ELLE : La guerre, ce sont les femmes qui l'ont faite sous les bombardements aériens. Naples a été pilonnée à cause du port comme si elle était sur le front. Les femmes ont combattu plus que les hommes. Maman a fait plus de jours de guerre que papa. Même dans les quatre journées de fin septembre 43, elle était là, papa non. Les femmes n'ont pas pu jeter l'uniforme
la mère
Je crois que nous avons le pouvoir de faire sortir les nombres. Les nombres, c'est nous et nous sortons chaque fois que quelqu'un se souvient de nous et nous nomme.
La tombola napolitaine sort, en même temps, un numéro et une histoire. C'est le voyage opposé à celui des rêves, qui d'une histoire venue dans le songe suggère les numéros à jouer ao loto.
incipit
Le théâtre est un récit dans lequel l'écrivain disparaît.Il ne peut écrire: "C'est une belle nuit avec la lune" .Un des personnages doit le dire. Les événements sont racontée par leurs voix. Le théâtre expulse le narrateur de la page, la parole est exclusivement à qui la prononce.
Naples
ELLE : L'autre jour dans la ruelle qui est là en bas, j'ai vu une dame sortir d'un portail avec des chiens. Elle en avait trois ou quatre en laisse. La ruelle est étroite, pourtant les voitures y passent, les habitants des rez de chaussée n'ont pas de balcon et ils installent deux bâtons sur le trottoir avec un fil pour y suspendre le linge, là sur le trottoir. Un petit vieux met sa chaise dehors, lit son journal, fume son cigare toscan. Donc vient la dame avec sa meute derrière elle et ces fichus chiens vont tourner autour de la chaise, derrière un bâton à linge, le petit vieux perd l'équilibre, est secoué sur son siège, le linge tombe par terre, les laisses s'emmêlent et s'embrouillent, les chiens tirent, la dame s'énerve du contre-temps et des obstacles qu'elle a trouvés pendant sa promenade, la femme du rez de chaussée sort pour tirer le linge piétiné par les chiens, le petit vieux essaie de s'accrocher à sa chaise pour ne pas être renversé, et personne ne dit rien : c'est une scène muette et frénétique. Ça aurait pu être une danse tribale pour chasser les diables. Enfin la dame regroupe sa meute de chiens et s'éloigne sans un mot. Un autre petit vieux, assis sur une chaise sur le trottoir d'en face, pour résumer la scène, fait ce commentaire : " Ce matin 'ne dame est pa'tie à la chasse". Il aurait fallu applaudir. J'avais envie de les embrasser, tous, même la dame.

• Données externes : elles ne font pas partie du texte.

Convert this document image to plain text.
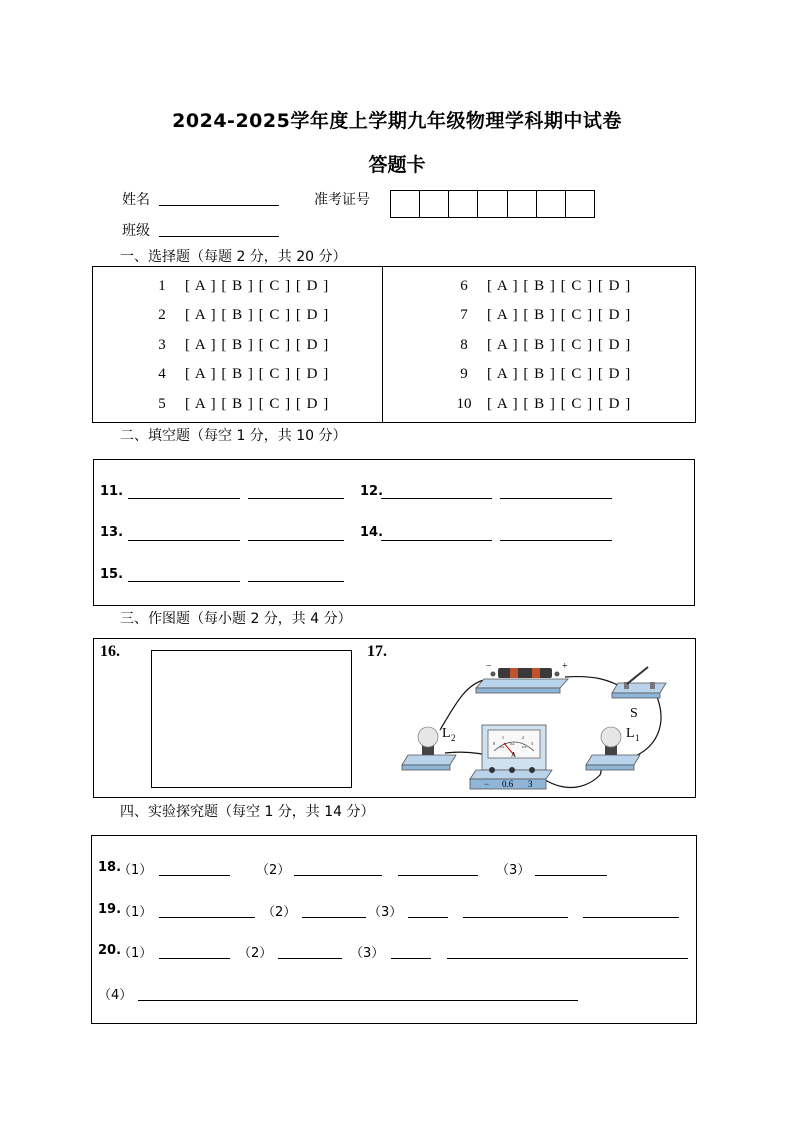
2024-2025学年度上学期九年级物理学科期中试卷
答题卡
姓名	准考证号
班级
一、选择题（每题 2 分，共 20 分）
1	[ A ] [ B ] [ C ] [ D ]
2	[ A ] [ B ] [ C ] [ D ]
3	[ A ] [ B ] [ C ] [ D ]
4	[ A ] [ B ] [ C ] [ D ]
5	[ A ] [ B ] [ C ] [ D ]
6	[ A ] [ B ] [ C ] [ D ]
7	[ A ] [ B ] [ C ] [ D ]
8	[ A ] [ B ] [ C ] [ D ]
9	[ A ] [ B ] [ C ] [ D ]
10	[ A ] [ B ] [ C ] [ D ]
二、填空题（每空 1 分，共 10 分）
11.	12.
13.	14.
15.
三、作图题（每小题 2 分，共 4 分）
16.	17.
−	+
S
L 2	L 1
0
1	2
3
0.2
0.4
0.6
A
− 0.6 3
四、实验探究题（每空 1 分，共 14 分）
18.
（1）	（2）	（3）
19.
（1）	（2）	（3）
20.
（1）	（2）	（3）
（4）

LUI : Tu viens de décrire le théâtre.
Le dialogue, et ses personnages, peuvent tous avoir tort et s'affronter sous la pression d'instincts, de sentiments et d'autres variables. Le dialogue survient entre un écueil et les ailes qui y font leur nid, entre la graine et la terre, entre les nuages et le vent, entre les vagues et un bateau en perdition, le dialogue est une feuille qui se détache, avec l'automne, jusqu'à la dernière oscillation et le moment où elle s'abandonne au vol.